First one, materials is the biggest one. Lumber has gone up a huge amount, over two hundred percent in the last year. Most people are aware of that, but people aren’t aware. We’re seeing prices across the board on a lot of different products. For instance, we’re seeing a roll of romance wiring. The cabling that handles the outlets and the switches and the lighting in your house has doubled or tripled for wholesalers across the last several months. Cabinet harbor, the doors and door slides.
Those have gone up. Roofing materials have gone up substantially. Now, why is that happening? Well, a little bit of it is is just due to supply chain link we’ve got listed here. Hard to get stuff, but a lot of it is just basic economics. Supply is low. Factories and suppliers had to shut down due to covid. But demand is is really, really high. So high demand, low supply prices go up. The other thing that’s happening, the labor has gone up and people aren’t realizing that labor has gone up because demand is so high. So what we’re seeing is two things. Number one, in our industry, we’ve had an issue for a long, long time trying to get good, high quality people. And unfortunately, that problem that we’ve all seen coming is really come to a head.
So there’s just a limited number of skilled workers out there. So what happens is if you’ve got a good skilled worker, you’re going to pay him or her more to keep them around. So we’re seeing wages are going up and obviously those costs get passed on to you as a consumer. Another thing about labor that’s happening is maybe a company that used to do all of its pricing by the hour would say perhaps that’s a six hour project and they would they would build you for six hours of work. Those people are realizing now that they can they can maybe price their stuff by the day. So maybe something was a six hour project is now a one day project.
So putting a little less stress on employees, it’s something as a business owner, I’m very, very sensitive to. And I know my trade partners are as well trying to not put too much stress and pressure on the employees. Everybody’s really busy. There’s a lot of demand out there, but we have to be careful not to burn our people out. So that means higher pay, maybe a little bit less stress on getting stuff done quickly as opposed to getting it done. Well, that’s going to drive labor prices up. So we talk about supply chain. This is still a big issue.
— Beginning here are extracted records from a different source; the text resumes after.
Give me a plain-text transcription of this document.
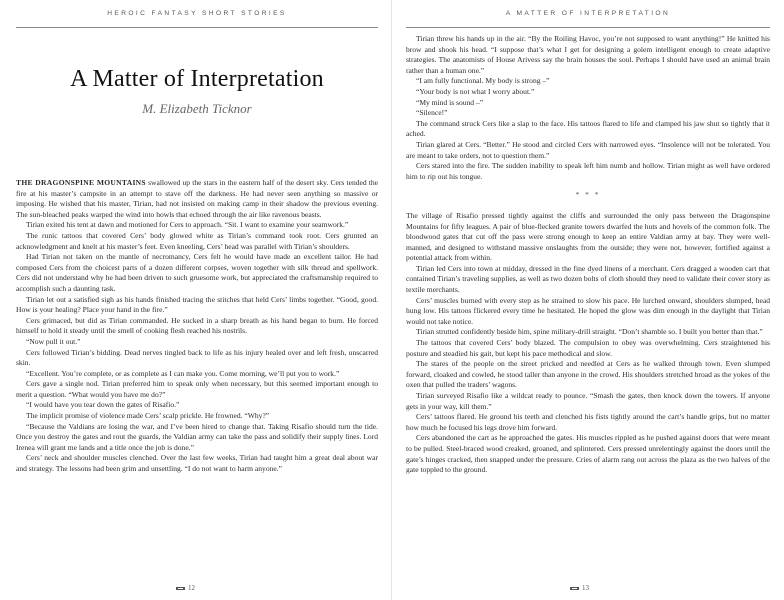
HEROIC FANTASY SHORT STORIES
A Matter of Interpretation
M. Elizabeth Ticknor

THE DRAGONSPINE MOUNTAINS swallowed up the stars in the eastern half of the desert sky. Cers tended the fire at his master’s campsite in an attempt to stave off the darkness. He had never seen anything so massive or imposing. He wished that his master, Tirian, had not insisted on making camp in their shadow the previous evening. The sun-bleached peaks warped the wind into howls that echoed through the air like ravenous beasts.

Tirian exited his tent at dawn and motioned for Cers to approach. “Sit. I want to examine your seamwork.”

The runic tattoos that covered Cers’ body glowed white as Tirian’s command took root. Cers grunted an acknowledgment and knelt at his master’s feet. Even kneeling, Cers’ head was parallel with Tirian’s shoulders.

Had Tirian not taken on the mantle of necromancy, Cers felt he would have made an excellent tailor. He had composed Cers from the choicest parts of a dozen different corpses, woven together with silk thread and spellwork. Cers did not understand why he had been driven to such gruesome work, but appreciated the craftsmanship required to accomplish such a daunting task.

Tirian let out a satisfied sigh as his hands finished tracing the stitches that held Cers’ limbs together. “Good, good. How is your healing? Place your hand in the fire.”

Cers grimaced, but did as Tirian commanded. He sucked in a sharp breath as his hand began to burn. He forced himself to hold it steady until the smell of cooking flesh reached his nostrils.

“Now pull it out.”

Cers followed Tirian’s bidding. Dead nerves tingled back to life as his injury healed over and left fresh, unscarred skin.

“Excellent. You’re complete, or as complete as I can make you. Come morning, we’ll put you to work.”

Cers gave a single nod. Tirian preferred him to speak only when necessary, but this seemed important enough to merit a question. “What would you have me do?”

“I would have you tear down the gates of Risafio.”

The implicit promise of violence made Cers’ scalp prickle. He frowned. “Why?”

“Because the Valdians are losing the war, and I’ve been hired to change that. Taking Risafio should turn the tide. Once you destroy the gates and rout the guards, the Valdian army can take the pass and solidify their supply lines. Lord Irenea will grant me lands and a title once the job is done.”

Cers’ neck and shoulder muscles clenched. Over the last few weeks, Tirian had taught him a great deal about war and strategy. The lessons had been grim and unsettling. “I do not want to harm anyone.”

12
A MATTER OF INTERPRETATION

Tirian threw his hands up in the air. “By the Roiling Havoc, you’re not supposed to want anything!” He knitted his brow and shook his head. “I suppose that’s what I get for designing a golem intelligent enough to create adaptive strategies. The anatomists of House Arivess say the brain houses the soul. Perhaps I should have used an animal brain rather than a human one.”

“I am fully functional. My body is strong –”

“Your body is not what I worry about.”

“My mind is sound –”

“Silence!”

The command struck Cers like a slap to the face. His tattoos flared to life and clamped his jaw shut so tightly that it ached.

Tirian glared at Cers. “Better.” He stood and circled Cers with narrowed eyes. “Insolence will not be tolerated. You are meant to take orders, not to question them.”

Cers stared into the fire. The sudden inability to speak left him numb and hollow. Tirian might as well have ordered him to rip out his tongue.

* * *

The village of Risafio pressed tightly against the cliffs and surrounded the only pass between the Dragonspine Mountains for fifty leagues. A pair of blue-flecked granite towers dwarfed the huts and hovels of the common folk. The bloodwood gates that cut off the pass were strong enough to keep an entire Valdian army at bay. They were well-manned, and designed to withstand massive onslaughts from the outside; they were not, however, fortified against a potential attack from within.

Tirian led Cers into town at midday, dressed in the fine dyed linens of a merchant. Cers dragged a wooden cart that contained Tirian’s traveling supplies, as well as two dozen bolts of cloth should they need to validate their cover story as textile merchants.

Cers’ muscles burned with every step as he strained to slow his pace. He lurched onward, shoulders slumped, head hung low. His tattoos flickered every time he hesitated. He hoped the glow was dim enough in the daylight that Tirian would not take notice.

Tirian strutted confidently beside him, spine military-drill straight. “Don’t shamble so. I built you better than that.”

The tattoos that covered Cers’ body blazed. The compulsion to obey was overwhelming. Cers straightened his posture and steadied his gait, but kept his pace methodical and slow.

The stares of the people on the street pricked and needled at Cers as he walked through town. Even slumped forward, cloaked and cowled, he stood taller than anyone in the crowd. His shoulders stretched broad as the yokes of the oxen that pulled the traders’ wagons.

Tirian surveyed Risafio like a wildcat ready to pounce. “Smash the gates, then knock down the towers. If anyone gets in your way, kill them.”

Cers’ tattoos flared. He ground his teeth and clenched his fists tightly around the cart’s handle grips, but no matter how much he focused his legs drove him forward.

Cers abandoned the cart as he approached the gates. His muscles rippled as he pushed against doors that were meant to be pulled. Steel-braced wood creaked, groaned, and splintered. Cers pressed unrelentingly against the doors until the gate’s hinges cracked, then snapped under the pressure. Cries of alarm rang out across the plaza as the two halves of the gate toppled to the ground.

13
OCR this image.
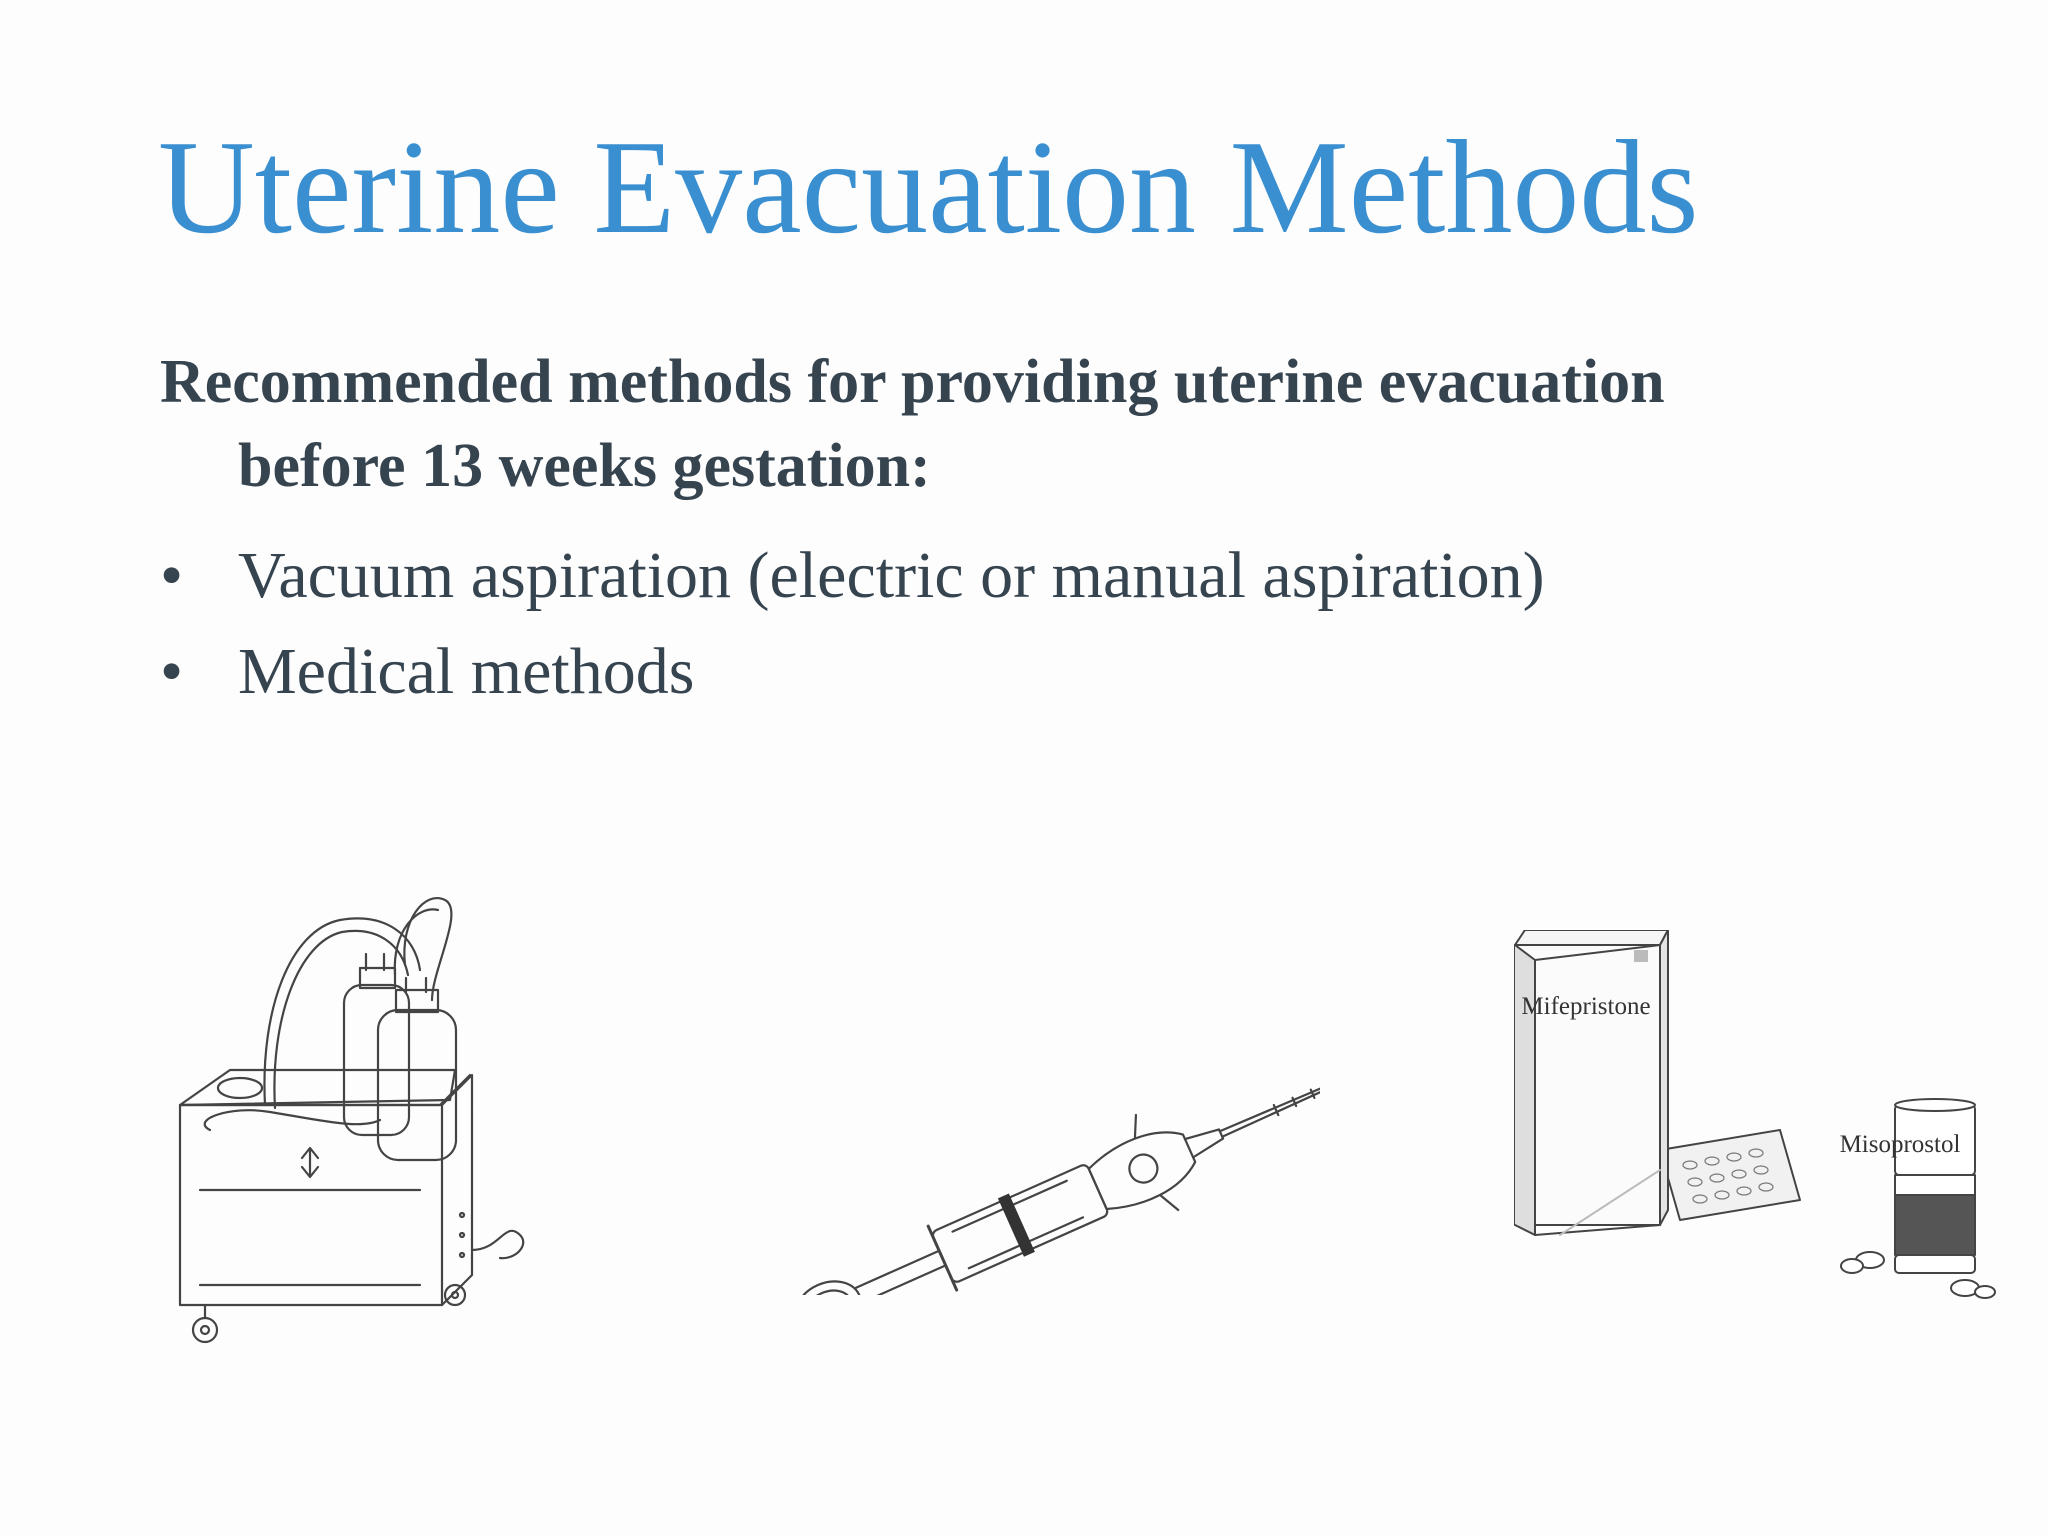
Uterine Evacuation Methods

Recommended methods for providing uterine evacuation
before 13 weeks gestation:

• Vacuum aspiration (electric or manual aspiration)
• Medical methods
Mifepristone
Misoprostol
Getting stuff from point A to point B is harder than it was a year ago. If you didn’t see the news a couple of weeks ago, we had a ship stuck in the Suez Canal, believe it or not, that is actually having some impact on some of the stuff that we’re finding. I would tell you that someone I know works for a large supply chain company and they just renegotiated their port rates for a for how much it cost to bring something in and out of port. And so that went up by about 20 percent this year. So all those things get back to these cost units are bringing the pricing up. So costs are really high right now. So the question is, when will it end? Are we going to be done with this in year? Does it make sense to wait to do your project? Short answer is, we don’t know.
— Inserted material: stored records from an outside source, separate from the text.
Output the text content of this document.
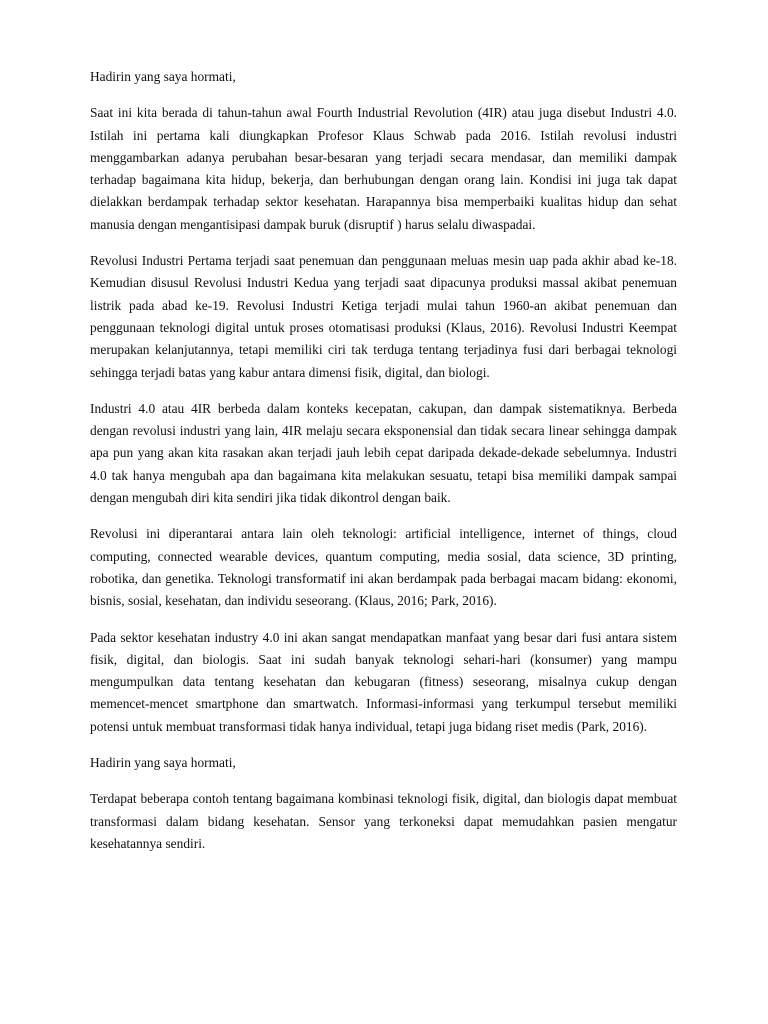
Hadirin yang saya hormati,

Saat ini kita berada di tahun-tahun awal Fourth Industrial Revolution (4IR) atau juga disebut Industri 4.0. Istilah ini pertama kali diungkapkan Profesor Klaus Schwab pada 2016. Istilah revolusi industri menggambarkan adanya perubahan besar-besaran yang terjadi secara mendasar, dan memiliki dampak terhadap bagaimana kita hidup, bekerja, dan berhubungan dengan orang lain. Kondisi ini juga tak dapat dielakkan berdampak terhadap sektor kesehatan. Harapannya bisa memperbaiki kualitas hidup dan sehat manusia dengan mengantisipasi dampak buruk (disruptif ) harus selalu diwaspadai.

Revolusi Industri Pertama terjadi saat penemuan dan penggunaan meluas mesin uap pada akhir abad ke-18. Kemudian disusul Revolusi Industri Kedua yang terjadi saat dipacunya produksi massal akibat penemuan listrik pada abad ke-19. Revolusi Industri Ketiga terjadi mulai tahun 1960-an akibat penemuan dan penggunaan teknologi digital untuk proses otomatisasi produksi (Klaus, 2016). Revolusi Industri Keempat merupakan kelanjutannya, tetapi memiliki ciri tak terduga tentang terjadinya fusi dari berbagai teknologi sehingga terjadi batas yang kabur antara dimensi fisik, digital, dan biologi.

Industri 4.0 atau 4IR berbeda dalam konteks kecepatan, cakupan, dan dampak sistematiknya. Berbeda dengan revolusi industri yang lain, 4IR melaju secara eksponensial dan tidak secara linear sehingga dampak apa pun yang akan kita rasakan akan terjadi jauh lebih cepat daripada dekade-dekade sebelumnya. Industri 4.0 tak hanya mengubah apa dan bagaimana kita melakukan sesuatu, tetapi bisa memiliki dampak sampai dengan mengubah diri kita sendiri jika tidak dikontrol dengan baik.

Revolusi ini diperantarai antara lain oleh teknologi: artificial intelligence, internet of things, cloud computing, connected wearable devices, quantum computing, media sosial, data science, 3D printing, robotika, dan genetika. Teknologi transformatif ini akan berdampak pada berbagai macam bidang: ekonomi, bisnis, sosial, kesehatan, dan individu seseorang. (Klaus, 2016; Park, 2016).

Pada sektor kesehatan industry 4.0 ini akan sangat mendapatkan manfaat yang besar dari fusi antara sistem fisik, digital, dan biologis. Saat ini sudah banyak teknologi sehari-hari (konsumer) yang mampu mengumpulkan data tentang kesehatan dan kebugaran (fitness) seseorang, misalnya cukup dengan memencet-mencet smartphone dan smartwatch. Informasi-informasi yang terkumpul tersebut memiliki potensi untuk membuat transformasi tidak hanya individual, tetapi juga bidang riset medis (Park, 2016).

Hadirin yang saya hormati,

Terdapat beberapa contoh tentang bagaimana kombinasi teknologi fisik, digital, dan biologis dapat membuat transformasi dalam bidang kesehatan. Sensor yang terkoneksi dapat memudahkan pasien mengatur kesehatannya sendiri.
I don’t know. If I told you how long it was going to be, I’d be lying to you. But I do think that what we’re going to find is that prices will start to come down when interest rates start to go up. Now, I don’t know if it’s a chicken or an egg situation. I’m not sure if one will happen first or the other will happen first. But really, as interest rates go up and home values go down, prices will come down. So should you wait? That’s a really good question.
It really depends on what you’d like to do. I think that if you wait, you might find that prices are going to come down. However, the amount of equity you have in your home to borrow against will be less. And the interest rate, the cost of that money, if you’re borrowing it will go up. So if you’re looking to do something in cash, maybe waiting isn’t a bad idea. But my guess is that we’re going to see things flatten out and not a real big decrease for for at least another year or so, maybe longer. It’s an interesting time. We don’t really know for sure. But those are just really questions I asked. I get asked by a lot of people. I thought you might be interested in learning about it as well. I hope that helped you out.